Four tales from four dervishes

Khusraw Dihlavi, Amir. Qissat Shahar Darvish [The Story of the Four Dervishes].

Mughal India, [1767 CE =] 1184 H.

8vo (140 x 235 mm). 188 ff. Persian manuscript on paper. Black nasta'liq script in 12 lines. Contemporary brown morocco, ruled in gilt, titled in gilt on morocco spine label.

 4.500,00

"Qissa-ye Chahar Darvesh" ("The Story of the Four Dervishes"), a collection of four lively allegorical tales attributed to Indian Sufi poet and writer Abu'l Hasan Yamin ud-Din Khusraw (1253-1325), known as Amir Khusraw.

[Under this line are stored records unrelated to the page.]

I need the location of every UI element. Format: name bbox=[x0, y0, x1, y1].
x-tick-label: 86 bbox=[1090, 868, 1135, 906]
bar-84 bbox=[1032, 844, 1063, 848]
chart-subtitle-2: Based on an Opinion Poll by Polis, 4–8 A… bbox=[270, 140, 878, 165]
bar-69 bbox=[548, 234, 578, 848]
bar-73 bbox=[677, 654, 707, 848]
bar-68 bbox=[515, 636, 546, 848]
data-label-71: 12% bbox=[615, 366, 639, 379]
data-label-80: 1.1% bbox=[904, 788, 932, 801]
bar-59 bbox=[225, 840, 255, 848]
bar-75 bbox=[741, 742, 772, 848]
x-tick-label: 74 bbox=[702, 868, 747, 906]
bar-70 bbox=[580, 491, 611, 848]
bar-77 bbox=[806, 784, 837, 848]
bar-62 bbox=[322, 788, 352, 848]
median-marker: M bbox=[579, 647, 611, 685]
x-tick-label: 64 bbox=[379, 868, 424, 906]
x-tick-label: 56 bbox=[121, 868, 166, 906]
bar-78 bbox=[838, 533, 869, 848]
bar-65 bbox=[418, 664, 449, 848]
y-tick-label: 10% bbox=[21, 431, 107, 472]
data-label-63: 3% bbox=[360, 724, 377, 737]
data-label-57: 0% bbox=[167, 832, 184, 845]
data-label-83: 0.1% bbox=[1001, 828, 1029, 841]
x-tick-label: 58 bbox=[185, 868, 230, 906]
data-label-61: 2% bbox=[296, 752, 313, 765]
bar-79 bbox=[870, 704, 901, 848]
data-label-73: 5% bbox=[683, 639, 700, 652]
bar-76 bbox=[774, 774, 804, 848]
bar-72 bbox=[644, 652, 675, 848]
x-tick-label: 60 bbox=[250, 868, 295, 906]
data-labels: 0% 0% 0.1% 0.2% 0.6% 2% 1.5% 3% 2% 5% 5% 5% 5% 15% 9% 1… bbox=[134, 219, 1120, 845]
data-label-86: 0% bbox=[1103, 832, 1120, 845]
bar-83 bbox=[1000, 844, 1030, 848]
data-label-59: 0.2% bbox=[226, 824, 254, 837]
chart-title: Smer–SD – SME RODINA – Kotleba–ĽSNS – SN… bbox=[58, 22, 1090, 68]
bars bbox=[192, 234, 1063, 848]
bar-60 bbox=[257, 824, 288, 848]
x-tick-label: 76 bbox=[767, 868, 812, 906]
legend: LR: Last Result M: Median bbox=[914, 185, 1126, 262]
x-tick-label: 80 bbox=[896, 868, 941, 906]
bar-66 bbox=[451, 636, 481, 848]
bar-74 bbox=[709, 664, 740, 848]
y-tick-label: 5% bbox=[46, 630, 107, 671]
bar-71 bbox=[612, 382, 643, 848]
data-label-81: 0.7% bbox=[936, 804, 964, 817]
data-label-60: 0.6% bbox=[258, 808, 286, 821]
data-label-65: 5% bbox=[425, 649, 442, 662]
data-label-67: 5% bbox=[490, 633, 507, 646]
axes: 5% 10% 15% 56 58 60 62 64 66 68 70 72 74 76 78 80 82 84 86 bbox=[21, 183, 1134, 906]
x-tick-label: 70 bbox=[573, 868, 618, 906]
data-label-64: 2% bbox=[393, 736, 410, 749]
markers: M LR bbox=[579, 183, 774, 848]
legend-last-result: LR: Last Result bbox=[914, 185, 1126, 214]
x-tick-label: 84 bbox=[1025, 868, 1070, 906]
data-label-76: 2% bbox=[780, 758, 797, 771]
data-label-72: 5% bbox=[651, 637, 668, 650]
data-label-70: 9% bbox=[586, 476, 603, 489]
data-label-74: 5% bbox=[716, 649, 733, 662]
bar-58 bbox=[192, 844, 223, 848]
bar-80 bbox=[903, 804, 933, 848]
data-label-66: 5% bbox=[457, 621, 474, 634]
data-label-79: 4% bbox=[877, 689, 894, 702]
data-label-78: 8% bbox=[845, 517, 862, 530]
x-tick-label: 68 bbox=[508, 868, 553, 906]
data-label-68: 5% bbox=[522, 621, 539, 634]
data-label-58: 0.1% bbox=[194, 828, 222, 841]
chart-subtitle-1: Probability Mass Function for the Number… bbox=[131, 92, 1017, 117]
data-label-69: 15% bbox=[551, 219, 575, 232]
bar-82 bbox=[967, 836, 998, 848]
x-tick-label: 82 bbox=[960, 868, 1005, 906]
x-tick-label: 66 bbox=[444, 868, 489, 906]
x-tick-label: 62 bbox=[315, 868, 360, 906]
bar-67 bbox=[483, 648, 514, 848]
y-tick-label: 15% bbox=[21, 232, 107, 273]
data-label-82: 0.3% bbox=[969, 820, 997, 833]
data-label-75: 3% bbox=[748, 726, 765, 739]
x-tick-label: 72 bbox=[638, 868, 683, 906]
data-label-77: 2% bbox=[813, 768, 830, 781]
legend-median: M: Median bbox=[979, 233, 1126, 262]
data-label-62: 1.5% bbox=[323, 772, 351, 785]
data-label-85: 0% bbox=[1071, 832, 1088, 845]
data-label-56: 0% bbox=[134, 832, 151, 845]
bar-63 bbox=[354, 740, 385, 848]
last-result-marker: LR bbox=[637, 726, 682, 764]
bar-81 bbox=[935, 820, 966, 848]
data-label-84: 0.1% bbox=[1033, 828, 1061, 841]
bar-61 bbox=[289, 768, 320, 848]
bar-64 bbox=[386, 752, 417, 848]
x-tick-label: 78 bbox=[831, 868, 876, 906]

Khusraw was the most famous Persian poet in medieval India, famous for a wide variety of poems, music, and epics. "The Four Dervishes" are not often officially listed as one of his works, as the attribution is uncertain. Regardless, the themes Khusraw enjoyed and promoted in Persian poetry occur here: fantastical adventures, star-crossed lovers, and devout Islam and Sufism infuse the narrative. Stylistically, the stories have some similarities to the Thousand and One Nights, being a series of open-ended vignettes told by four dervishes to a king, who at the end of the tales is able to use his worldly powers to make happy endings for each of the stories he has been told. Popular in India, the stories were eventually also translated into Turkish. Here, the tales are told in a handsome nasta'liq script, with each new dervish's story marked in red ink.

Light wear, spine professionally restored; generally bright and clean. Provenance: 20th century Parisian private collection, kept in the family for several generations and dispersed in 2022.